The Los Angeles school district and the teachers union reached a tentative agreement Friday that would prevent thousands of layoffs in exchange for 10 furlough days, which would shorten the school year by a week.
Under the accord, teachers would lose pay for five instructional days plus four holidays and one training day, equivalent to about a 5% salary cut.
The deal must by ratified by teachers and approved by the L.A. Board of Education. The school board is scheduled to vote on the plan at a meeting Tuesday; union members are expected to vote at schools beginning Wednesday.
“This agreement will enable many of our valued employees to remain in the classroom next year,” said L.A. schools Supt. John Deasy.
The budget picture will be affected by the November election. That ballot will include two funding initiatives for public education, including one backed by Gov. Jerry Brown. If it’s approved, some funds may be used to restore the full academic year, Deasy said.
If voters turn down a tax increase for schools, L.A. Unified’s budget woes would worsen considerably, the superintendent said. The equivalent of three additional weeks of school would have to be sacrificed, Deasy said. A typical school year is 180 days.
“We are all hanging on November,” Deasy said.
If the governor’s tax initiative passes, union officials said any additional money must go toward reducing the number of furlough days. And if teachers take the furlough days and the district ends up with a year-end surplus, teachers would be reimbursed for the pay cut, the union said.
More than 9,000 teachers had faced being laid off as of June 30.
The teachers union, United Teachers Los Angeles, has estimated that even with an agreement, more than 1,300 members still are likely to lose jobs because of declining enrollment; others will be out of work because funding for some positions has been lost or redirected.
For parent Jasmine Jia, the pact was the preferable of two undesirable options: layoffs or furloughs.
“Between the two choices, the furlough days for teachers are preferable, but the state of public education is so sad and frightening,” said Jia, whose daughter is a sixth-grader at the Los Angeles Center for Enriched Studies in Mid-City.
Jia praised the teachers and the school but added “the teacher can only cram in so much information with fewer school days.”
She worried that a greater burden would fall on overworked or ill-prepared parents to fill in the gaps.
School officials have been trying to close a budget gap they estimated at $390 million. Union leaders sometimes contested that math or questioned whether officials were cutting as much as they could from areas other than the classroom.
Over recent months, the district agreed to reduce funding for its television station and slash the number of regional offices from eight to four. Proposals to cut elementary arts teachers, early education programs and adult education, among other things, were approved but at least partially spared by the agreement.
This year’s crisis followed a familiar recession-era pattern. In 2008, the district closed a $427-million deficit; in 2009, $838 million; in 2010, $620 million; in 2011, $408 million.

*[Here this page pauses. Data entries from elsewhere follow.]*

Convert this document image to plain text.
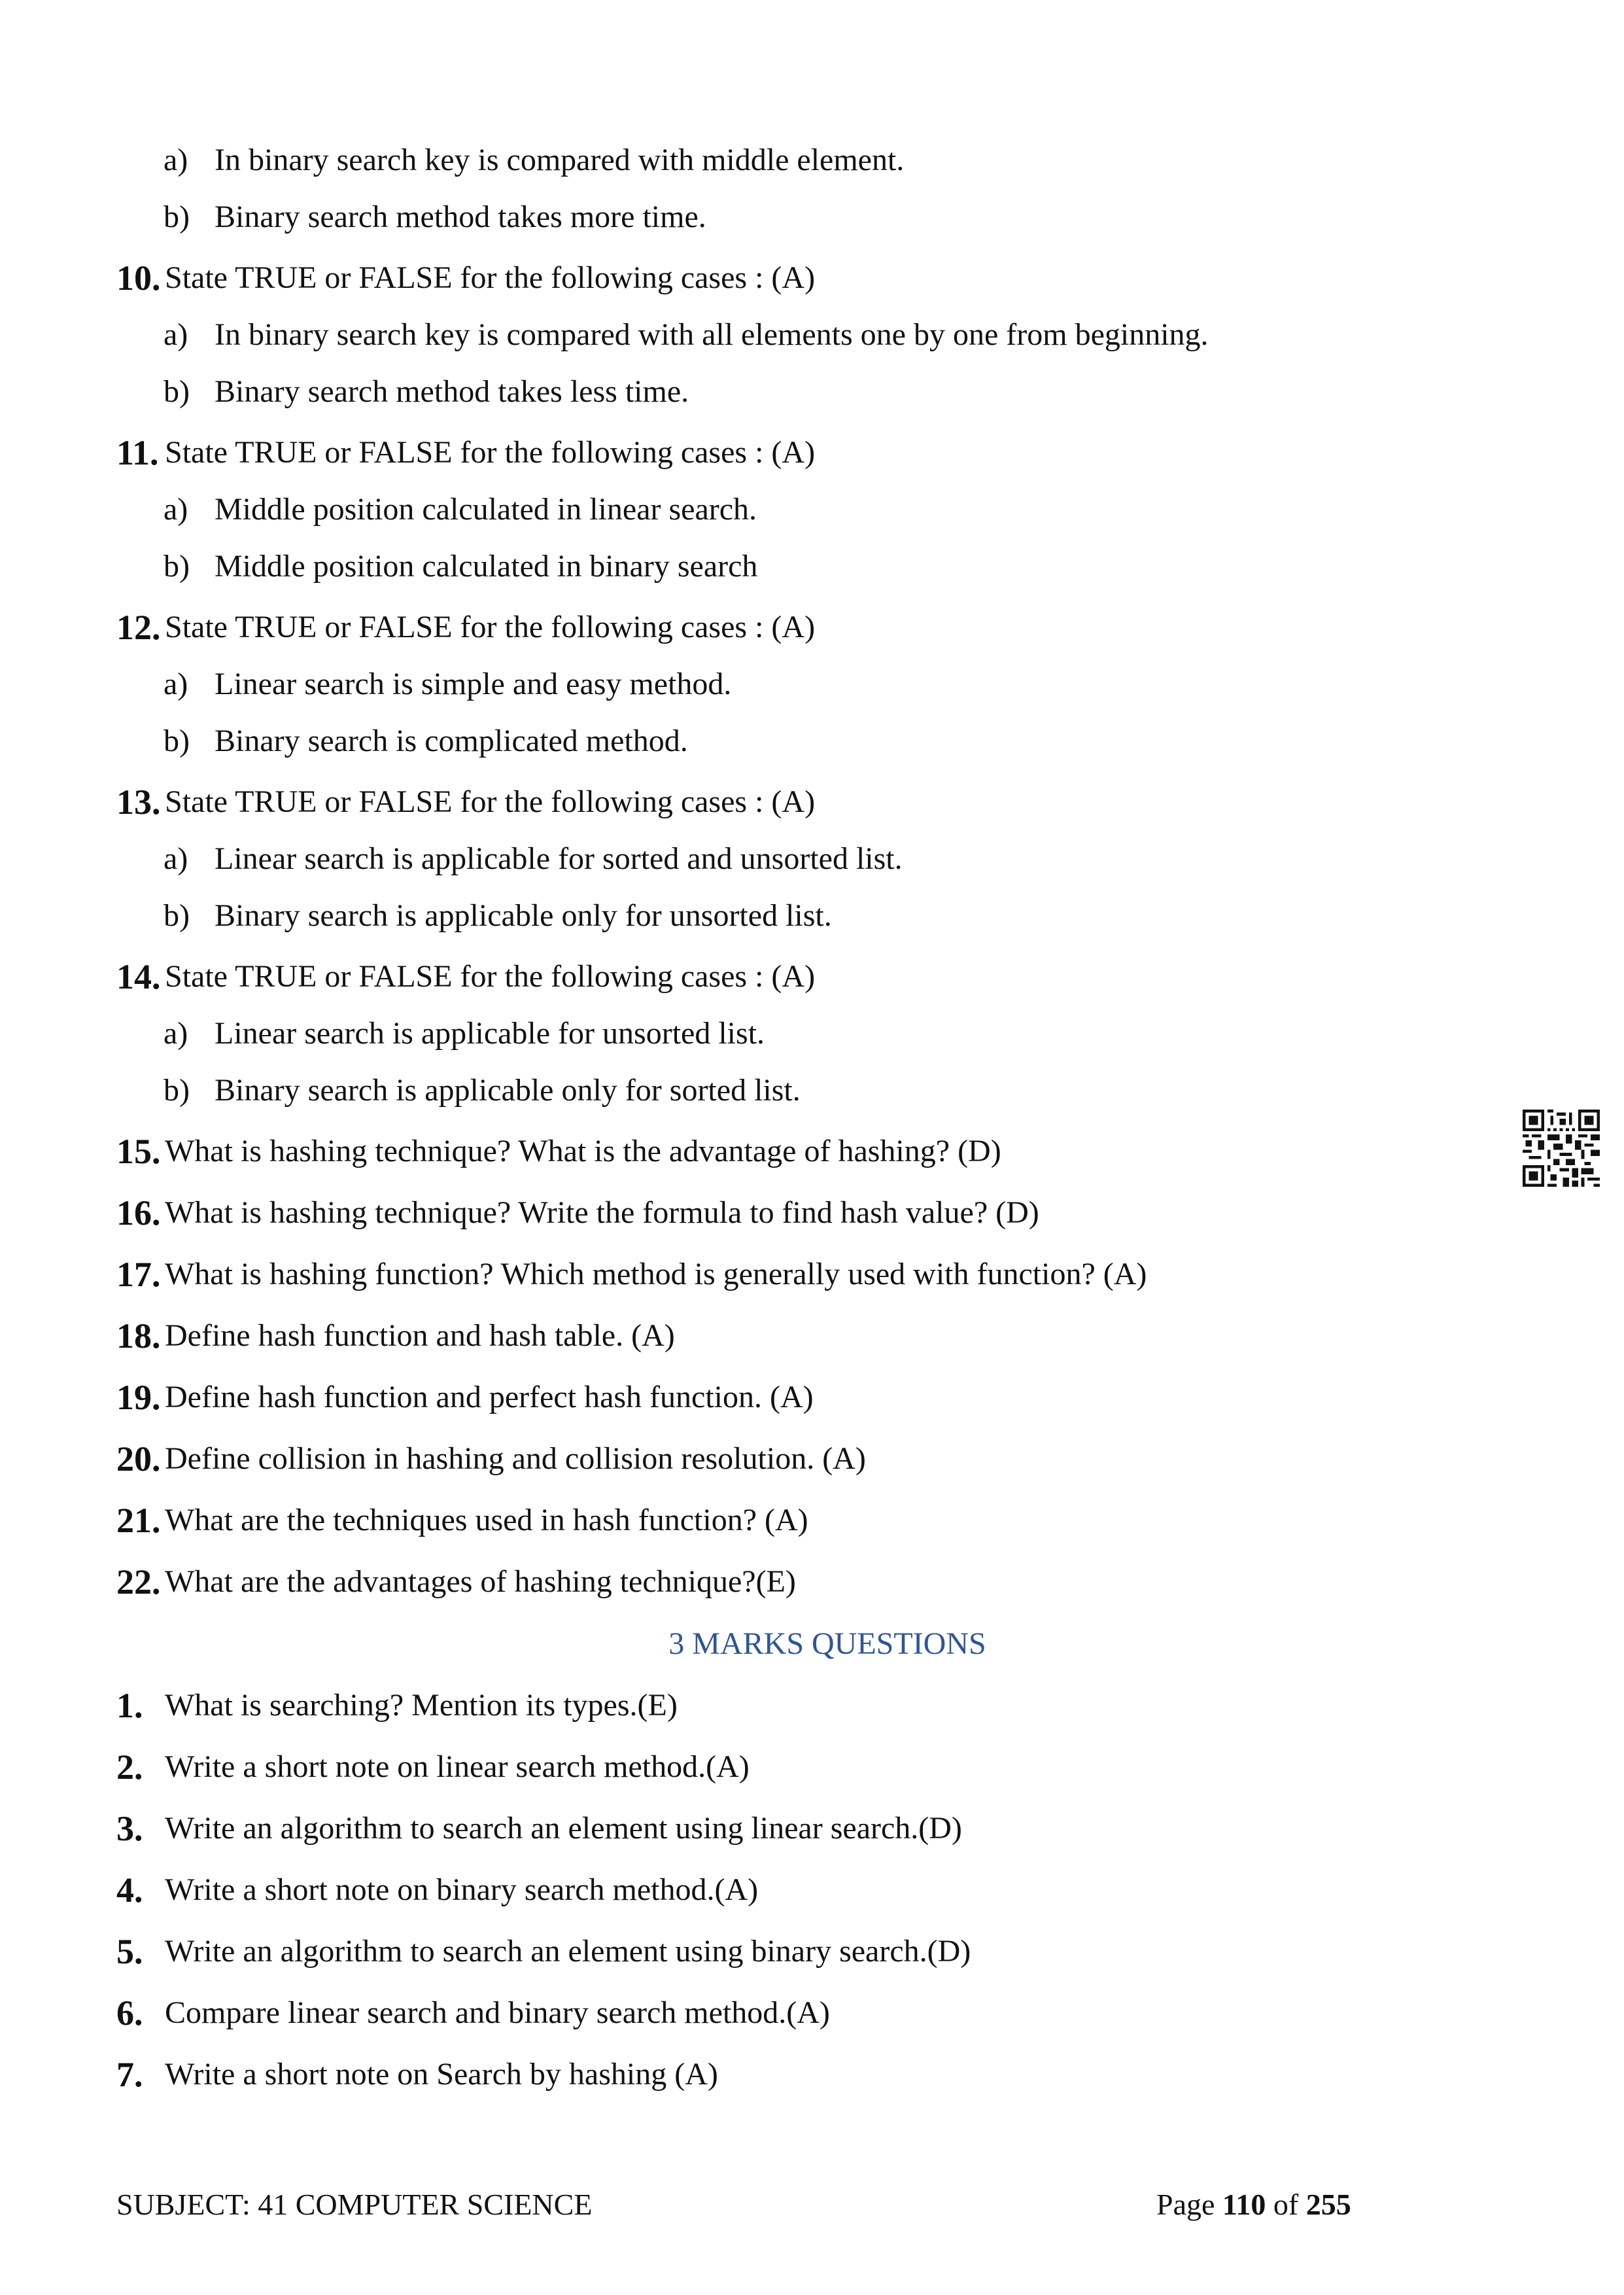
a) In binary search key is compared with middle element.
b) Binary search method takes more time.
10. State TRUE or FALSE for the following cases : (A)
a) In binary search key is compared with all elements one by one from beginning.
b) Binary search method takes less time.
11. State TRUE or FALSE for the following cases : (A)
a) Middle position calculated in linear search.
b) Middle position calculated in binary search
12. State TRUE or FALSE for the following cases : (A)
a) Linear search is simple and easy method.
b) Binary search is complicated method.
13. State TRUE or FALSE for the following cases : (A)
a) Linear search is applicable for sorted and unsorted list.
b) Binary search is applicable only for unsorted list.
14. State TRUE or FALSE for the following cases : (A)
a) Linear search is applicable for unsorted list.
b) Binary search is applicable only for sorted list.
15. What is hashing technique? What is the advantage of hashing? (D)
16. What is hashing technique? Write the formula to find hash value? (D)
17. What is hashing function? Which method is generally used with function? (A)
18. Define hash function and hash table. (A)
19. Define hash function and perfect hash function. (A)
20. Define collision in hashing and collision resolution. (A)
21. What are the techniques used in hash function? (A)
22. What are the advantages of hashing technique?(E)
3 MARKS QUESTIONS
1. What is searching? Mention its types.(E)
2. Write a short note on linear search method.(A)
3. Write an algorithm to search an element using linear search.(D)
4. Write a short note on binary search method.(A)
5. Write an algorithm to search an element using binary search.(D)
6. Compare linear search and binary search method.(A)
7. Write a short note on Search by hashing (A)
SUBJECT: 41 COMPUTER SCIENCE	Page 110 of 255
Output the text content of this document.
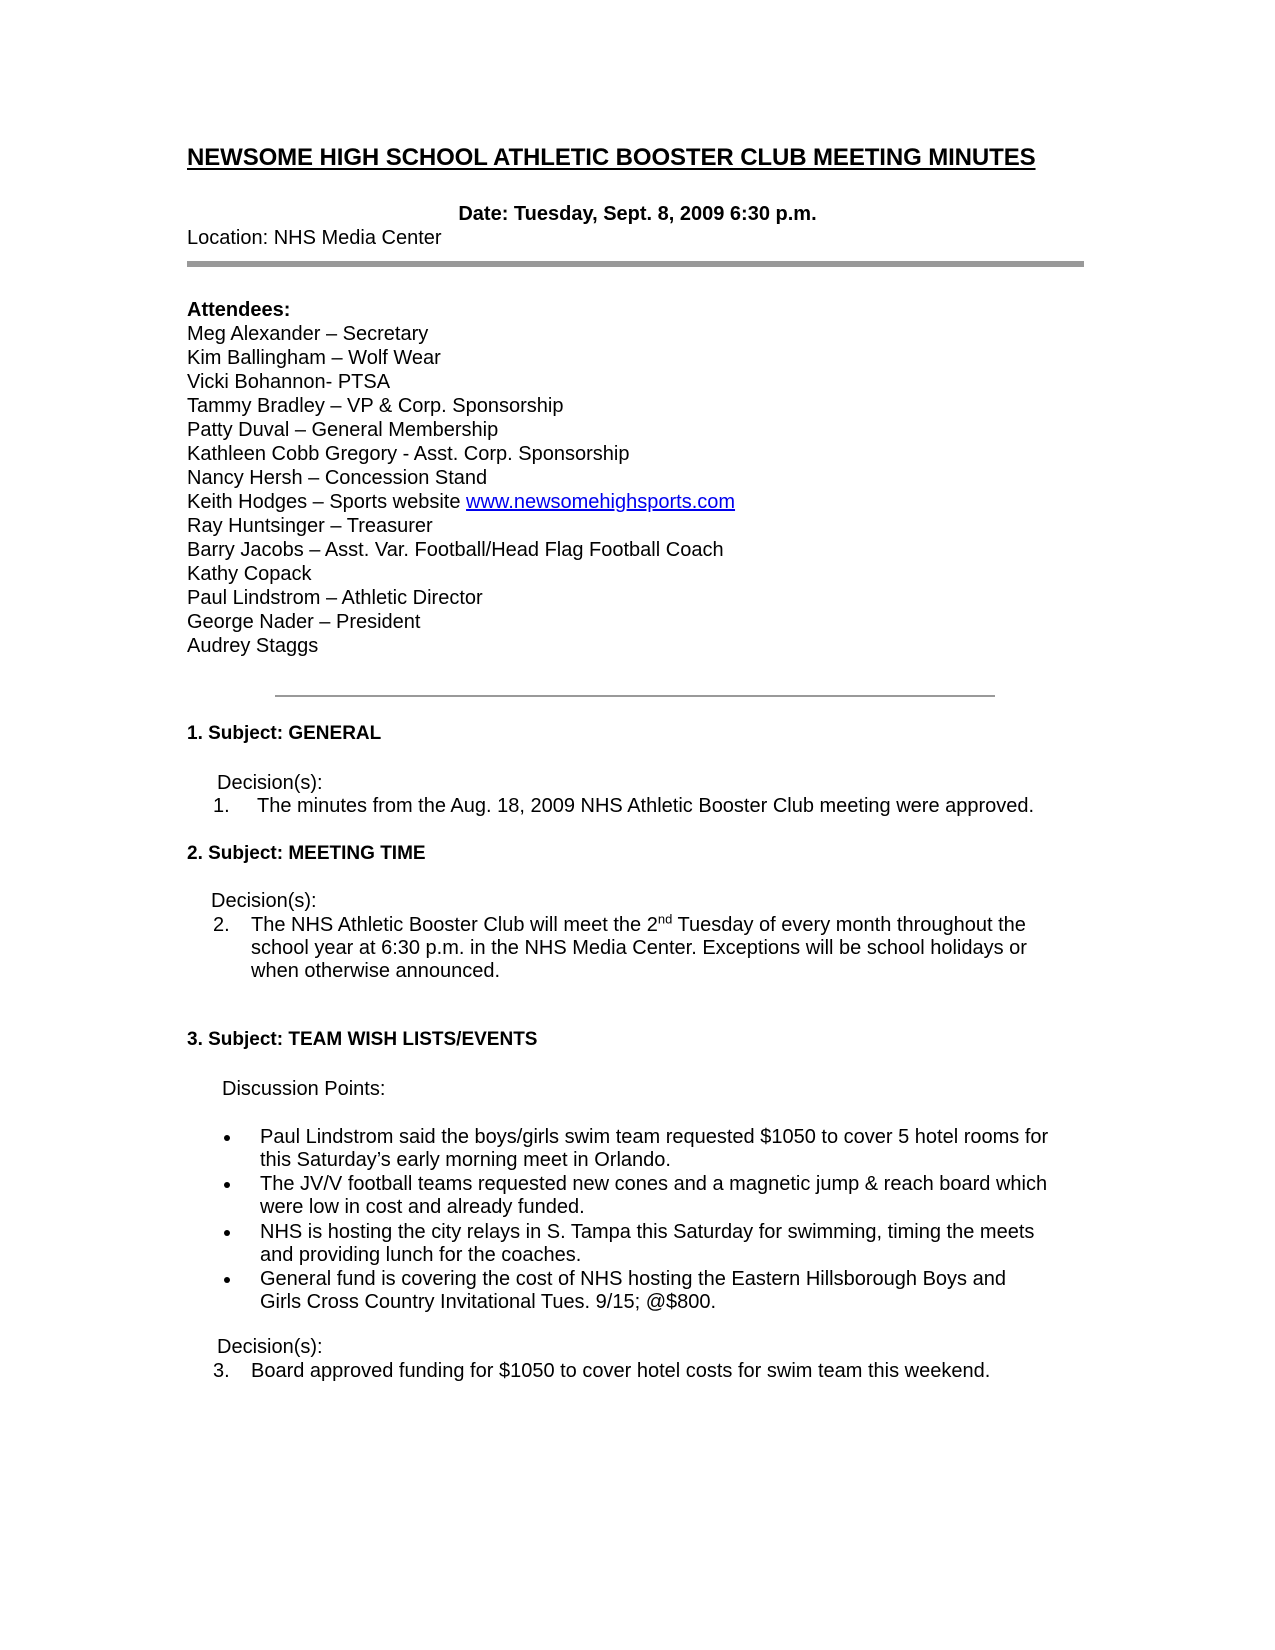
NEWSOME HIGH SCHOOL ATHLETIC BOOSTER CLUB MEETING MINUTES
Date: Tuesday, Sept. 8, 2009 6:30 p.m.
Location: NHS Media Center
Attendees:
Meg Alexander – Secretary
Kim Ballingham – Wolf Wear
Vicki Bohannon- PTSA
Tammy Bradley – VP & Corp. Sponsorship
Patty Duval – General Membership
Kathleen Cobb Gregory - Asst. Corp. Sponsorship
Nancy Hersh – Concession Stand
Keith Hodges – Sports website www.newsomehighsports.com
Ray Huntsinger – Treasurer
Barry Jacobs – Asst. Var. Football/Head Flag Football Coach
Kathy Copack
Paul Lindstrom – Athletic Director
George Nader – President
Audrey Staggs
1. Subject: GENERAL
Decision(s):
1. The minutes from the Aug. 18, 2009 NHS Athletic Booster Club meeting were approved.
2. Subject: MEETING TIME
Decision(s):
2. The NHS Athletic Booster Club will meet the 2nd Tuesday of every month throughout the
school year at 6:30 p.m. in the NHS Media Center. Exceptions will be school holidays or
when otherwise announced.
3. Subject: TEAM WISH LISTS/EVENTS
Discussion Points:
Paul Lindstrom said the boys/girls swim team requested $1050 to cover 5 hotel rooms for
this Saturday’s early morning meet in Orlando.
The JV/V football teams requested new cones and a magnetic jump & reach board which
were low in cost and already funded.
NHS is hosting the city relays in S. Tampa this Saturday for swimming, timing the meets
and providing lunch for the coaches.
General fund is covering the cost of NHS hosting the Eastern Hillsborough Boys and
Girls Cross Country Invitational Tues. 9/15; @$800.
Decision(s):
3. Board approved funding for $1050 to cover hotel costs for swim team this weekend.
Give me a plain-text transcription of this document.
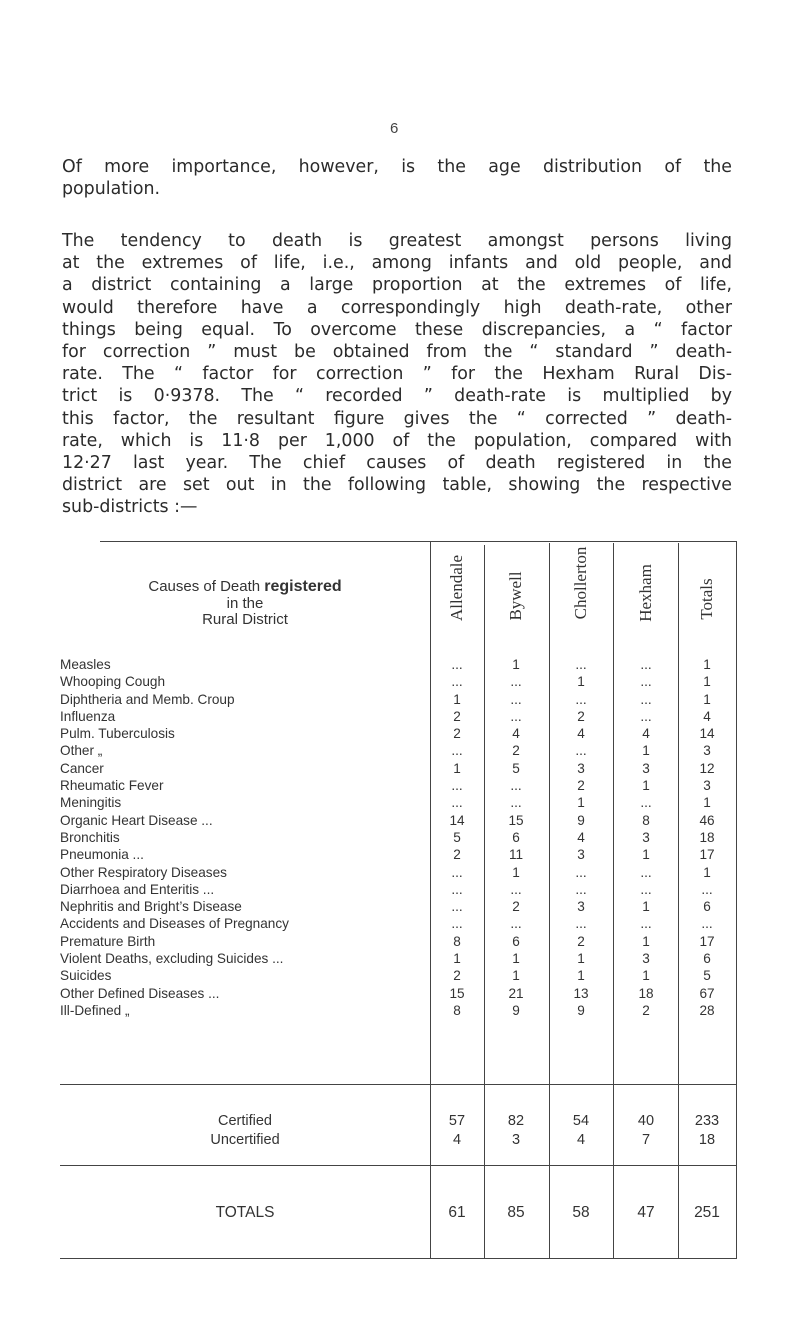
6
Of more importance, however, is the age distribution of the
population.
The tendency to death is greatest amongst persons living
at the extremes of life, i.e., among infants and old people, and
a district containing a large proportion at the extremes of life,
would therefore have a correspondingly high death-rate, other
things being equal. To overcome these discrepancies, a “ factor
for correction ” must be obtained from the “ standard ” death-
rate. The “ factor for correction ” for the Hexham Rural Dis-
trict is 0·9378. The “ recorded ” death-rate is multiplied by
this factor, the resultant figure gives the “ corrected ” death-
rate, which is 11·8 per 1,000 of the population, compared with
12·27 last year. The chief causes of death registered in the
district are set out in the following table, showing the respective
sub-districts :—
Causes of Death registered
in the
Rural District	Allendale Bywell	Chollerton	Hexham Totals
Measles	...	1	...	...	1
Whooping Cough	...	...	1	...	1
Diphtheria and Memb. Croup	1	...	...	...	1
Influenza	2	...	2	...	4
Pulm. Tuberculosis	2	4	4	4	14
Other „	...	2	...	1	3
Cancer	1	5	3	3	12
Rheumatic Fever	...	...	2	1	3
Meningitis	...	...	1	...	1
Organic Heart Disease ...	14	15	9	8	46
Bronchitis	5	6	4	3	18
Pneumonia ...	2	11	3	1	17
Other Respiratory Diseases	...	1	...	...	1
Diarrhoea and Enteritis ...	...	...	...	...	...
Nephritis and Bright’s Disease	...	2	3	1	6
Accidents and Diseases of Pregnancy	...	...	...	...	...
Premature Birth	8	6	2	1	17
Violent Deaths, excluding Suicides ...	1	1	1	3	6
Suicides	2	1	1	1	5
Other Defined Diseases ...	15	21	13	18	67
Ill-Defined „	8	9	9	2	28
Certified	57	82	54	40	233
Uncertified	4	3	4	7	18
TOTALS	61	85	58	47	251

In all nearly 8,000 employees were laid off over the last four years; many teachers have since been rehired or used as substitutes.
Other recent school years also have been shortened. This year, the last day for most schools will be June 19, three days early. In another year, Thanksgiving became a weeklong vacation — as it probably will again.
“This is not just one furlough agreement but three years in a row for most employees,” Deasy said. “It’s a lot of sacrifice for which I am profoundly grateful.”
Last year, the teachers union agreed to conditional furlough days, and a dispute over them arose after the fact. An arbitrator finally ruled in the district’s favor, but the row delayed negotiations to resolve the current deficit.
Budget problems are being felt up and down the state as a record number of school districts face insolvency. Layoffs and furloughs have been approved in other school systems as well.
In L.A. Unified, the state’s largest school district, other unions already have agreed to pay cuts, mirroring the pact with the teachers.